Open rap9430 opened 6 years ago

rap9430 commented 6 years ago

Whenever I set optimize_final_model=True with type_of_estimator='classification' (for all classifiers), I get the following error: AttributeError: 'NoneType' object has no attribute 'score'

FYI, everything works fine with the regression pipelines

Find the Traceback below:

Traceback (most recent call last): File "", line 14, in File "/lib/python3.5/site-packages/auto_ml/predictor.py", line 638, in train self.trained_final_model = self.train_ml_estimator(self.model_names, self._scorer, X_df, y) File "/lib/python3.5/site-packages/auto_ml/predictor.py", line 1199, in train_ml_estimator gscv_results = self.fit_grid_search(X_df, y, grid_search_params, feature_learning=feature_learning) File "/lib/python3.5/site-packages/auto_ml/predictor.py", line 1077, in fit_grid_search scoring=self._scorer.score, AttributeError: 'NoneType' object has no attribute 'score'

ClimbsRocks commented 6 years ago

it's probably one of the parameters that's being passed in. we have some level of input verification, but not a ton, so it's possible some input's being passed in that doesn't work.

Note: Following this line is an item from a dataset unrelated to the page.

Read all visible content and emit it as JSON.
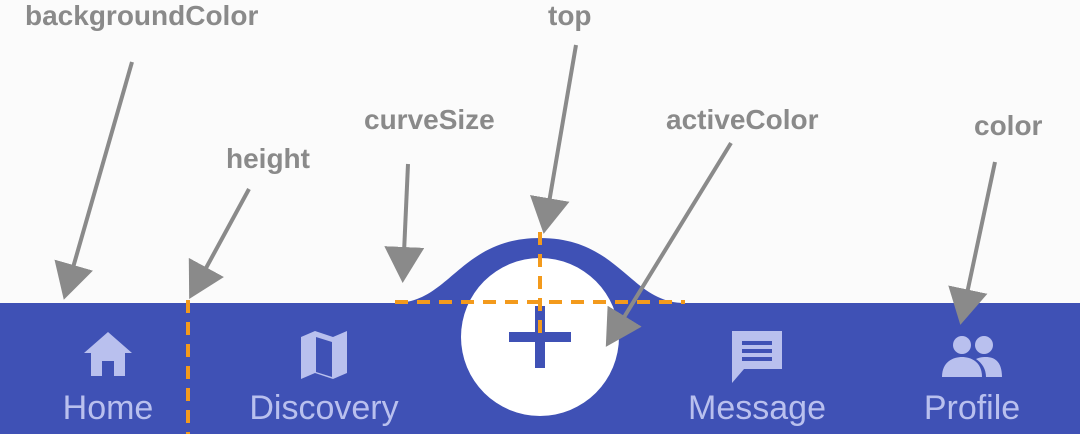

could you share that part of your training script- where you create ml_predictor = Predictor() and ml_predictor.train()?

rap9430 commented 6 years ago

I am not sure that the following is quite informative, but here is the part of the script you asked for.

column_descriptions = { 'col_numeric': 'output', 'nlp_col': 'nlp' }

ml_predictor = Predictor(type_of_estimator='classification', column_descriptions=column_descriptions) ml_predictor.train(data_train, verbose = False, optimize_final_model=True, ml_for_analytics=False)

sharan-amutharasu commented 6 years ago

Facing the same issue.

'AttributeError: 'NoneType' object has no attribute 'score'

column_descriptions = { 'op': 'output' }

ml_predictor = Predictor(type_of_estimator='classifier', column_descriptions=column_descriptions) ml_predictor.train(data, verbose = False, optimize_final_model=True)

"verbose = False" is also not working in this case. I'm still getting full logging.

dhrishya commented 5 years ago

Hi,

Is this working for any of you now? I seem to be getting the same error. I ran 3 modifications of which 1 ran-

Input Data:

df_iris = pd.read_csv('https://raw.githubusercontent.com/mwaskom/seaborn-data/master/iris.csv') df_iris.head(10)

First method:

col_desc = { 'species' : 'output' }

ML hyperparameters for auto_ml:

automl_kwargs = { 'model_names' : ['XGBClassifier'],

'perform_feature_selection' : True, # only necessary for > 100K features

'verbose' : True,
'ml_for_analytics' : True,
'take_log_of_y' : True,
'perform_feature_scaling' : True,
'cv' : 9,
# 'optimize_final_model' : True

}

aml_pred = auto_ml.Predictor('classifier',column_descriptions=col_desc) aml_pred.train(df_iris, **automl_kwargs)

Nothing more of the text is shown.